360, Blo.gs, Babel Fish, Bix, Brickhouse, Briefcase, Buzz, Fire Eagle, FoxyTunes, Gallery, IndexTools are all names of products that Yahoo launched and discontinued or never took off. Mind you, thats only a very selective list that covers just the first 9 letters of the alphabet. - Lots of failed attempts at innovation
Now, there is nothing wrong with discontinuing a product or if a product never took off. Thats the price you pay for innovation - you quickly implement products / features, listen to feedback from early adopters and iterate - most of your products or features will not take off, but the few that do will make all the difference. The public debate and concern over Yahoo is because, after all these numerous attempts at innovation, nothing has taken off in a long time. Google, whose annual revenues were once less than Yahoo's quarterly revenues, now posts Yahoo's $6.5 billion annual revenue as its own quarterly revenue - everyone talks about how Google is going to grow a Yahoo every year and wants to hit $100 billion in annual revenue. - Failing during the innovation process is ok.
All the public debate and concern about Yahoo is not because we dislike Yahoo, its because we have fond memories of Yahoo from its early days - it was the first web service that reached mass adoption at its scale - and would love for Yahoo to regain that leadership position. - Constructive criticism for Yahoo!

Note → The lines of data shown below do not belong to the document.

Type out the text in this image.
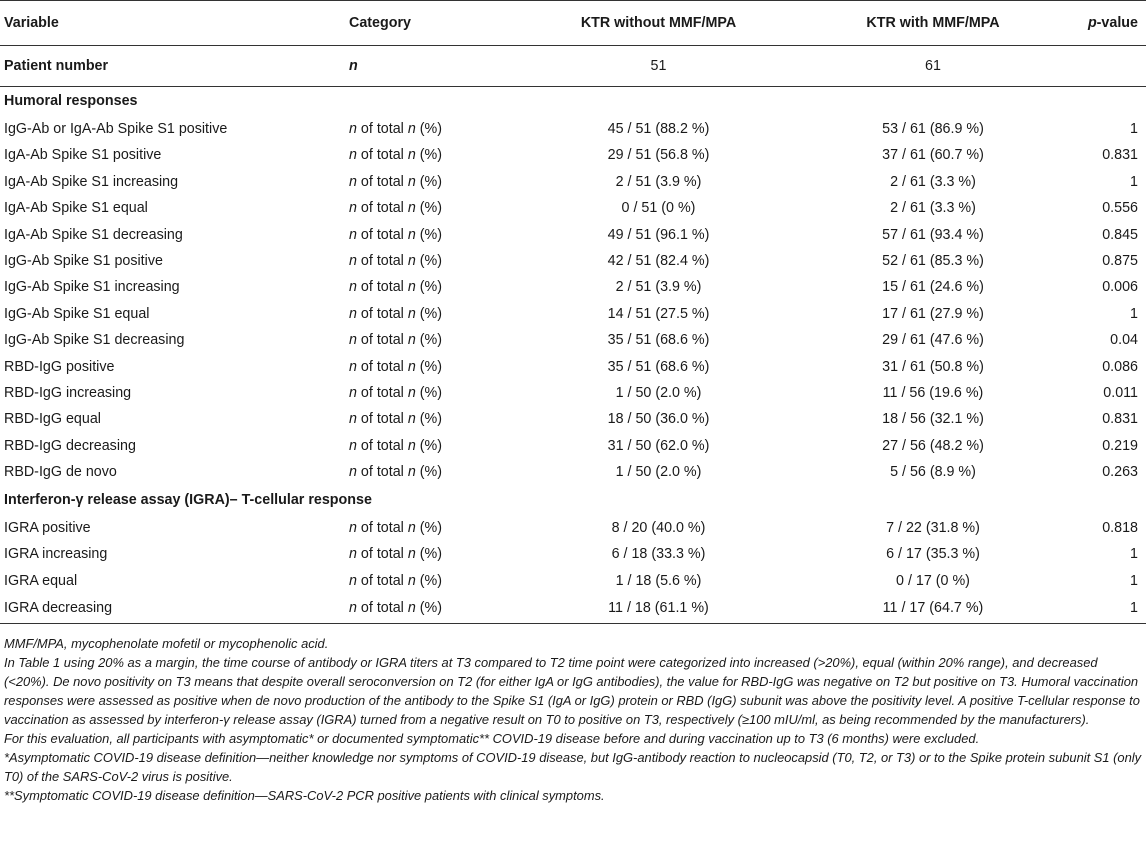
Variable	Category	KTR without MMF/MPA	KTR with MMF/MPA	p-value
Patient number	n	51	61	
Humoral responses				
IgG-Ab or IgA-Ab Spike S1 positive	n of total n (%)	45 / 51 (88.2 %)	53 / 61 (86.9 %)	1
IgA-Ab Spike S1 positive	n of total n (%)	29 / 51 (56.8 %)	37 / 61 (60.7 %)	0.831
IgA-Ab Spike S1 increasing	n of total n (%)	2 / 51 (3.9 %)	2 / 61 (3.3 %)	1
IgA-Ab Spike S1 equal	n of total n (%)	0 / 51 (0 %)	2 / 61 (3.3 %)	0.556
IgA-Ab Spike S1 decreasing	n of total n (%)	49 / 51 (96.1 %)	57 / 61 (93.4 %)	0.845
IgG-Ab Spike S1 positive	n of total n (%)	42 / 51 (82.4 %)	52 / 61 (85.3 %)	0.875
IgG-Ab Spike S1 increasing	n of total n (%)	2 / 51 (3.9 %)	15 / 61 (24.6 %)	0.006
IgG-Ab Spike S1 equal	n of total n (%)	14 / 51 (27.5 %)	17 / 61 (27.9 %)	1
IgG-Ab Spike S1 decreasing	n of total n (%)	35 / 51 (68.6 %)	29 / 61 (47.6 %)	0.04
RBD-IgG positive	n of total n (%)	35 / 51 (68.6 %)	31 / 61 (50.8 %)	0.086
RBD-IgG increasing	n of total n (%)	1 / 50 (2.0 %)	11 / 56 (19.6 %)	0.011
RBD-IgG equal	n of total n (%)	18 / 50 (36.0 %)	18 / 56 (32.1 %)	0.831
RBD-IgG decreasing	n of total n (%)	31 / 50 (62.0 %)	27 / 56 (48.2 %)	0.219
RBD-IgG de novo	n of total n (%)	1 / 50 (2.0 %)	5 / 56 (8.9 %)	0.263
Interferon-γ release assay (IGRA)– T-cellular response				
IGRA positive	n of total n (%)	8 / 20 (40.0 %)	7 / 22 (31.8 %)	0.818
IGRA increasing	n of total n (%)	6 / 18 (33.3 %)	6 / 17 (35.3 %)	1
IGRA equal	n of total n (%)	1 / 18 (5.6 %)	0 / 17 (0 %)	1
IGRA decreasing	n of total n (%)	11 / 18 (61.1 %)	11 / 17 (64.7 %)	1

MMF/MPA, mycophenolate mofetil or mycophenolic acid.

In Table 1 using 20% as a margin, the time course of antibody or IGRA titers at T3 compared to T2 time point were categorized into increased (>20%), equal (within 20% range), and decreased (<20%). De novo positivity on T3 means that despite overall seroconversion on T2 (for either IgA or IgG antibodies), the value for RBD-IgG was negative on T2 but positive on T3. Humoral vaccination responses were assessed as positive when de novo production of the antibody to the Spike S1 (IgA or IgG) protein or RBD (IgG) subunit was above the positivity level. A positive T-cellular response to vaccination as assessed by interferon-γ release assay (IGRA) turned from a negative result on T0 to positive on T3, respectively (≥100 mIU/ml, as being recommended by the manufacturers).

For this evaluation, all participants with asymptomatic* or documented symptomatic** COVID-19 disease before and during vaccination up to T3 (6 months) were excluded.

*Asymptomatic COVID-19 disease definition—neither knowledge nor symptoms of COVID-19 disease, but IgG-antibody reaction to nucleocapsid (T0, T2, or T3) or to the Spike protein subunit S1 (only T0) of the SARS-CoV-2 virus is positive.

**Symptomatic COVID-19 disease definition—SARS-CoV-2 PCR positive patients with clinical symptoms.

To be restored to its former glory, Yahoo needs a few killer products. Killer products come from a culture of innovation. Innovation happens, when you can rapidly release a basic prototype to early users. With over 600 million users using Yahoo's current services, I am not sure its easy to find who the 600 early adopters are. Even if Yahoo Product Managers identified those 600 early adopters, it is incredibly difficult for them not to leverage the company's biggest selling point - its 600 million users. Even if Yahoo were to test innovation with only 1% of its user base - thats still 6 million users. In order to release a product to 6 million users and expect most of them to be happy, Yahoo will have to anticipate what 6 million people need and build all that into the product in the hope of a "complete product", when what is actually needed is a "minimum viable product" that thrills 600 people. Not only does this lead to a product "designed by a committee", it also leads to delays, since any changes affecting 6 to 600 million users rightfully have to be scrutinized, approved by a hierarchy, load tested, QA tested etc, etc. - Y!'s biggest strength (600mn users) is its biggest challenge to innovate.

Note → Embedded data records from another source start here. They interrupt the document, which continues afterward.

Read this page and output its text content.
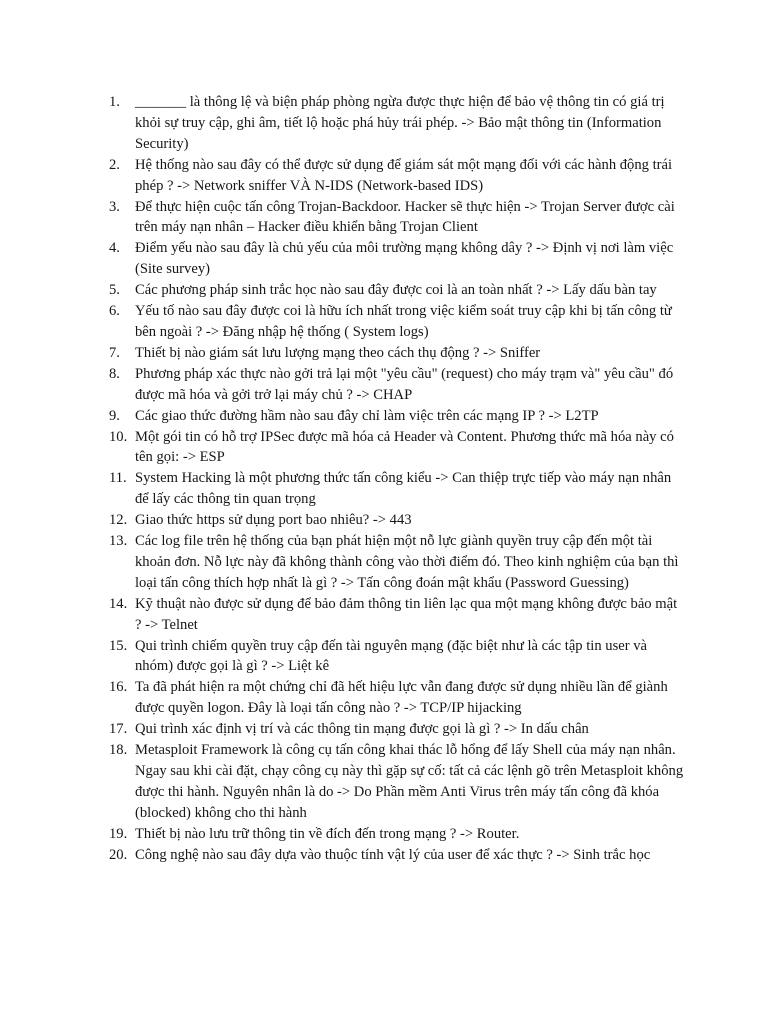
1.	_______ là thông lệ và biện pháp phòng ngừa được thực hiện để bảo vệ thông tin có giá trị khỏi sự truy cập, ghi âm, tiết lộ hoặc phá hủy trái phép. -> Bảo mật thông tin (Information Security)
2.	Hệ thống nào sau đây có thể được sử dụng để giám sát một mạng đối với các hành động trái phép ? -> Network sniffer VÀ N-IDS (Network-based IDS)
3.	Để thực hiện cuộc tấn công Trojan-Backdoor. Hacker sẽ thực hiện -> Trojan Server được cài trên máy nạn nhân – Hacker điều khiển bằng Trojan Client
4.	Điểm yếu nào sau đây là chủ yếu của môi trường mạng không dây ? -> Định vị nơi làm việc (Site survey)
5.	Các phương pháp sinh trắc học nào sau đây được coi là an toàn nhất ? -> Lấy dấu bàn tay
6.	Yếu tố nào sau đây được coi là hữu ích nhất trong việc kiểm soát truy cập khi bị tấn công từ bên ngoài ? -> Đăng nhập hệ thống ( System logs)
7.	Thiết bị nào giám sát lưu lượng mạng theo cách thụ động ? -> Sniffer
8.	Phương pháp xác thực nào gởi trả lại một "yêu cầu" (request) cho máy trạm và" yêu cầu" đó được mã hóa và gởi trở lại máy chủ ? -> CHAP
9.	Các giao thức đường hầm nào sau đây chỉ làm việc trên các mạng IP ? -> L2TP
10. Một gói tin có hỗ trợ IPSec được mã hóa cả Header và Content. Phương thức mã hóa này có tên gọi: -> ESP
11. System Hacking là một phương thức tấn công kiểu -> Can thiệp trực tiếp vào máy nạn nhân để lấy các thông tin quan trọng
12. Giao thức https sử dụng port bao nhiêu? -> 443
13. Các log file trên hệ thống của bạn phát hiện một nỗ lực giành quyền truy cập đến một tài khoản đơn. Nỗ lực này đã không thành công vào thời điểm đó. Theo kinh nghiệm của bạn thì loại tấn công thích hợp nhất là gì ? -> Tấn công đoán mật khẩu (Password Guessing)
14. Kỹ thuật nào được sử dụng để bảo đảm thông tin liên lạc qua một mạng không được bảo mật ? -> Telnet
15. Qui trình chiếm quyền truy cập đến tài nguyên mạng (đặc biệt như là các tập tin user và nhóm) được gọi là gì ? -> Liệt kê
16. Ta đã phát hiện ra một chứng chỉ đã hết hiệu lực vẫn đang được sử dụng nhiều lần để giành được quyền logon. Đây là loại tấn công nào ? -> TCP/IP hijacking
17. Qui trình xác định vị trí và các thông tin mạng được gọi là gì ? -> In dấu chân
18. Metasploit Framework là công cụ tấn công khai thác lỗ hổng để lấy Shell của máy nạn nhân. Ngay sau khi cài đặt, chạy công cụ này thì gặp sự cố: tất cả các lệnh gõ trên Metasploit không được thi hành. Nguyên nhân là do -> Do Phần mềm Anti Virus trên máy tấn công đã khóa (blocked) không cho thi hành
19. Thiết bị nào lưu trữ thông tin về đích đến trong mạng ? -> Router.
20. Công nghệ nào sau đây dựa vào thuộc tính vật lý của user để xác thực ? -> Sinh trắc học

In contrast, even though over a billion users come to Google everyday, Google doesn't own its billion users the way Yahoo does. Google does not have any media property on which it can promote its innovations. Google's prime service is a merit based search platform, where Darwins "survival of the fittest" prevails. So Google Product Managers don't have immediate access to 6 million users the way Yahoo does through its home page. So they have to do with innovation the way most startups do - release it to a small group, write a blog post, get Technology blogs to write about them and hope that the products brilliance will trigger word of mouth. Because of the absence of these 600 million users, Google's innovators don't have to go through long approvals, design processes, infrastructure requirements . Case in point - Paul Buchheit added the "by invitation only" feature to gmail, because he couldn't get enough hardware resources initially to scale gmail. - Innovate like startups do (with 600 users)

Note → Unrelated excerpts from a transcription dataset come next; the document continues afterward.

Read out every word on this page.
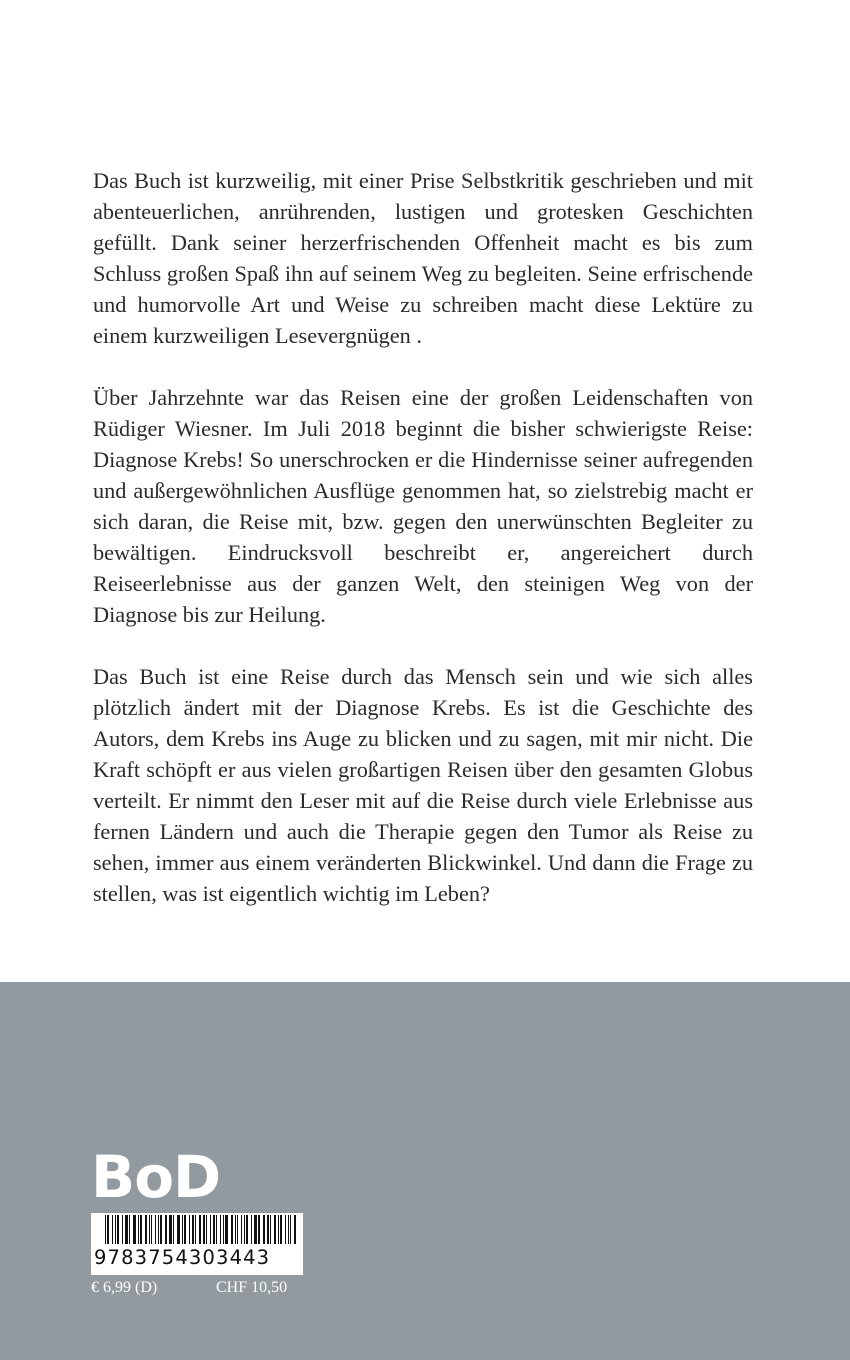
Das Buch ist kurzweilig, mit einer Prise Selbstkritik geschrieben und mit abenteuerlichen, anrührenden, lustigen und grotesken Geschichten gefüllt. Dank seiner herzerfrischenden Offenheit macht es bis zum Schluss großen Spaß ihn auf seinem Weg zu begleiten. Seine erfrischende und humorvolle Art und Weise zu schreiben macht diese Lektüre zu einem kurzweiligen Lesevergnügen .

Über Jahrzehnte war das Reisen eine der großen Leidenschaften von Rüdiger Wiesner. Im Juli 2018 beginnt die bisher schwierigste Reise: Diagnose Krebs! So unerschrocken er die Hindernisse seiner aufregenden und außergewöhnlichen Ausflüge genommen hat, so zielstrebig macht er sich daran, die Reise mit, bzw. gegen den unerwünschten Begleiter zu bewältigen. Eindrucksvoll beschreibt er, angereichert durch Reiseerlebnisse aus der ganzen Welt, den steinigen Weg von der Diagnose bis zur Heilung.

Das Buch ist eine Reise durch das Mensch sein und wie sich alles plötzlich ändert mit der Diagnose Krebs. Es ist die Geschichte des Autors, dem Krebs ins Auge zu blicken und zu sagen, mit mir nicht. Die Kraft schöpft er aus vielen großartigen Reisen über den gesamten Globus verteilt. Er nimmt den Leser mit auf die Reise durch viele Erlebnisse aus fernen Ländern und auch die Therapie gegen den Tumor als Reise zu sehen, immer aus einem veränderten Blickwinkel. Und dann die Frage zu stellen, was ist eigentlich wichtig im Leben?

BoD
9783754303443
€ 6,99 (D)	CHF 10,50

I don't know about you, but I always find out about Google's new services (maps, news, Buzz, blog reader etc) from friends or Google's blog or popular technology blogs. In contrast, I almost always find out about Yahoo's new services either on their home page or on one of the many other Yahoo pages. What does that tell you - thats word of mouth marketing versus running a superbowl ad (Google's 2010 superbowl ad is an exception). Think of all the websites you cant live without and think if you ever saw a mass market ad for those websites. Its like the hammer and the nail analogy - when you have a hammer, every problem looks like a nail. Yahoo's hammer is its 600 million users. Yahoo's nails are the products it launches. You don't need a 600 million user hammer to launch a killer product. What Yahoo needs is a screwdriver with 600 early users. Yahoo doesn't need sharp nails as products, what Yahoo needs are screws - blunt around the edges - that will fit in after a little twisting and turning - but once fastened will hold on better than a nail.